An in-house legal team finds itself at the centre of large corporation scandals because the risk essentially falls upon them. It is their job to monitor risk and guide the company to ethical and lawful decisions. The GC is sometimes placed under pressure by the company to move against the law and then faces a very difficult decision. The SRA recently conducted a report from which they found that ‘while many respondents felt demands from colleagues was their biggest pressure, most felt able to affirm they must take an ethical course of action.2’ However, these encouraging findings have provoked a reaction among the GC community because they are not reflective of the true situation. Chris Mackinnon, Co-founder of Mack Legal Consulting, argues that:

“GCs need to have a strong relationship with the CEO, however it is also important that GCs are able to still act independently to protect the rule of law. The challenge comes when GCs do not have a seat at the table and if the company is operating unethically and/or illegally and they cannot promptly bring about a change in such practices, then they have no option but to have the courage to resign”

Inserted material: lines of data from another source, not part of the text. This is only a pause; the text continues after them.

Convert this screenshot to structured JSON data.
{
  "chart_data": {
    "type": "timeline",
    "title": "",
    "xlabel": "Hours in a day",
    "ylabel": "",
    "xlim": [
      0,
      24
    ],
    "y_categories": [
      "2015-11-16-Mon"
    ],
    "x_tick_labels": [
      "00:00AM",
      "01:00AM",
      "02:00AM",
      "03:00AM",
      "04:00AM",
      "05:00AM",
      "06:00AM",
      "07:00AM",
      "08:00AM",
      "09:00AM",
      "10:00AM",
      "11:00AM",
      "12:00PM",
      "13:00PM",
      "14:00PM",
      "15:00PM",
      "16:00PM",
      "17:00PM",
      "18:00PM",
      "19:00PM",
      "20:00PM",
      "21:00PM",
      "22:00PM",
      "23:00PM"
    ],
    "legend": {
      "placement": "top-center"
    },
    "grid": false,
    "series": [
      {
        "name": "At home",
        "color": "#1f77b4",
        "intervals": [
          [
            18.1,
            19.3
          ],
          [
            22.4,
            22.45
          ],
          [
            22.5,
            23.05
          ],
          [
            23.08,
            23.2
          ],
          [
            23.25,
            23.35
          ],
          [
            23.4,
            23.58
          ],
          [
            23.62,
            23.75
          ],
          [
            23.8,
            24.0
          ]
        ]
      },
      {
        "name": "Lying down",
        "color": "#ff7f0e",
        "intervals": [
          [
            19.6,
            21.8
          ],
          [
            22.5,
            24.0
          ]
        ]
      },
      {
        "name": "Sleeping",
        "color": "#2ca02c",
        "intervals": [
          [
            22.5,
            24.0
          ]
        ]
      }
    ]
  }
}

One way to aid this is for GC’s to have an additional reporting line to the board so that they can bring controversial issues to them without prior consent from the CEO. Another consideration is to provide adequate training, especially for the growing population of junior in-house lawyers, to equip and prepare them for these ethically challenging situations where lawyers must choose the right thing over their livelihood.

In worse case scenarios, GCs are confronted with a choice: lose one’s integrity or work in antithesis to the company for which one works. Yet, not all companies function in this way, in fact there are so many wonderful companies out there who want to work closely with the legal team. For the value of in-house lawyers, heads of legals and GCs can be found and bears most fruitful when the company and legal department work in symbiosis rather than antithesis. Claire Sharp, co-founder of Mack Legal, believes a core issue with this industry is a lack of understanding about this mutual relationship:

“A GC is a strategic business lawyer, going far beyond the black and white letter of the law. The position is highly commercial. GCs need to have complete visibility of the business to fully understand business risk at every juncture, guiding and advising to ensure business growth is attained in conjunction with legal specifications that if not known or heard may put business and their people at risk. To enable this to happen, GCs need to have a voice that is heard, acknowledged and supported as a key member of the board.” 

Failures such as the Post Office Horizon Scandal remind us of the importance of giving GCs an uncensored, clear voice of authority and of allowing them a seat at the table. There are other challenges ahead for in-house, such as technological evolutions and an ever-shifting global market, but our expertise as Directors of an In-house legal consultancy remains in this nuanced territory of understanding the benefits of in-house, the pressures, the expectations, the challenges and primarily this evolving relationship between enterprise and legal who work much better when they work together.

Gone are the days of Dickens and so the narratives that evolve from large corporation scandals and legal acknowledgements should no longer rely on the tired caricature of the evil lawyer. It is high time that the Justice Committee recognises the challenges faced by in-house and we hope that this is the start of a new positive curve in a sector where we recognise so much potential.